Enfin le carnaval se termine par le procès de Marcantonio et le bucher, le soir du mercredi des Cendres, avec un spectacle théâtral pendant lequel les faits les plus marquants de l’actualité local sont tournés en dérision.

Carnaval de Vercelli

Le Carnaval de Vercelli est désormais un des plus important puisque sa renommée à franchi les frontières de la région. Il commence par la présentation des principaux personnages de Vercelli, le Bicciolano et sa femme, la Bela Majin, et après veillées, soupes de haricots et bals des enfants, arrive le moment le plus important et connu: le défilé des chars et des groupes déguisés.
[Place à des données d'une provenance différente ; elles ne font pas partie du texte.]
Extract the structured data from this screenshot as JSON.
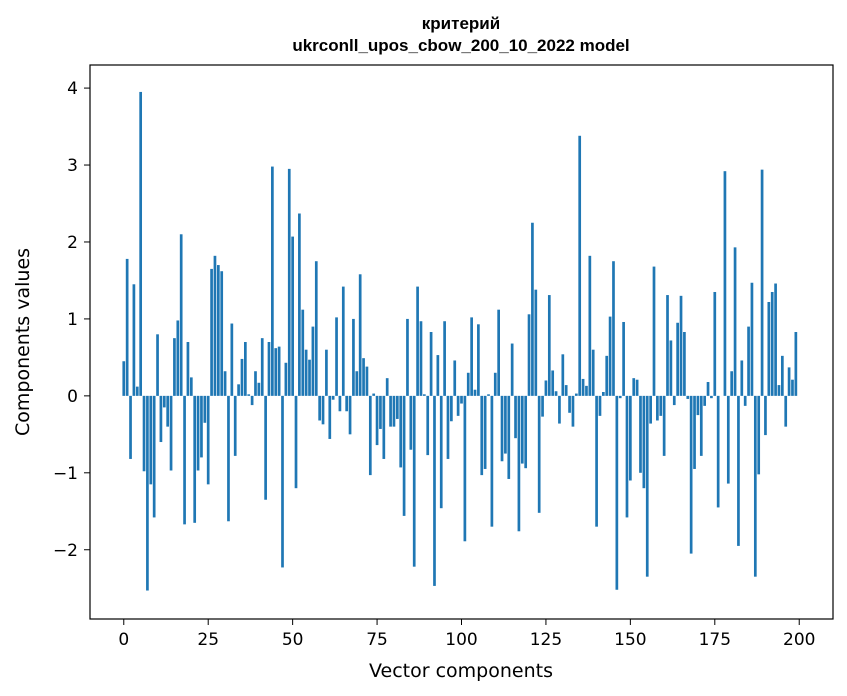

L’histoire rattachée au personnage appelé Bicciolano se situe à la fin du XVIIIesiècle, dans le contexte de la Révolution français dont les vagues arrivaient dans le Piémont, alors que Vercelli était gouverné par une classe aisée et intouchable qui imposait taxes et gabelles pour s’enrichir. En défense du peuple, Carlin Belletti dit le Bicciolano, figure légendaire de l’époque, prend la tête de la révolte. Tenu prisonnier dans le château d’Ivrea par les puissants, une fois libéré, il retourne à Vercelli et y est fêté en héros. Son nom marquera l’histoire et reste lié aux idéaux de justice et d’égalité.

Les rendez-vous les plus importants du Carnaval, outre la proclamation de la Bela Majin, sont l’arrivée du Bicciolano et de son épouse, après la remise symbolique des clés de la ville et le défilés des chars allégoriques, moments uniquement qui incarnent le véritable esprit du Carnaval et qui pour cette raison même voit la participation de nombreux comités carnevaleschi de toute la province et qui aussi voit affluer un public nombreux, heureux de ce rassemblement qui offre un moment de joie et d’insouciance , le moment de l’année où tout est possible.

Le Bicciolano a été inscrit au nombre des personnages de l’Association italienne des personnages de carnaval.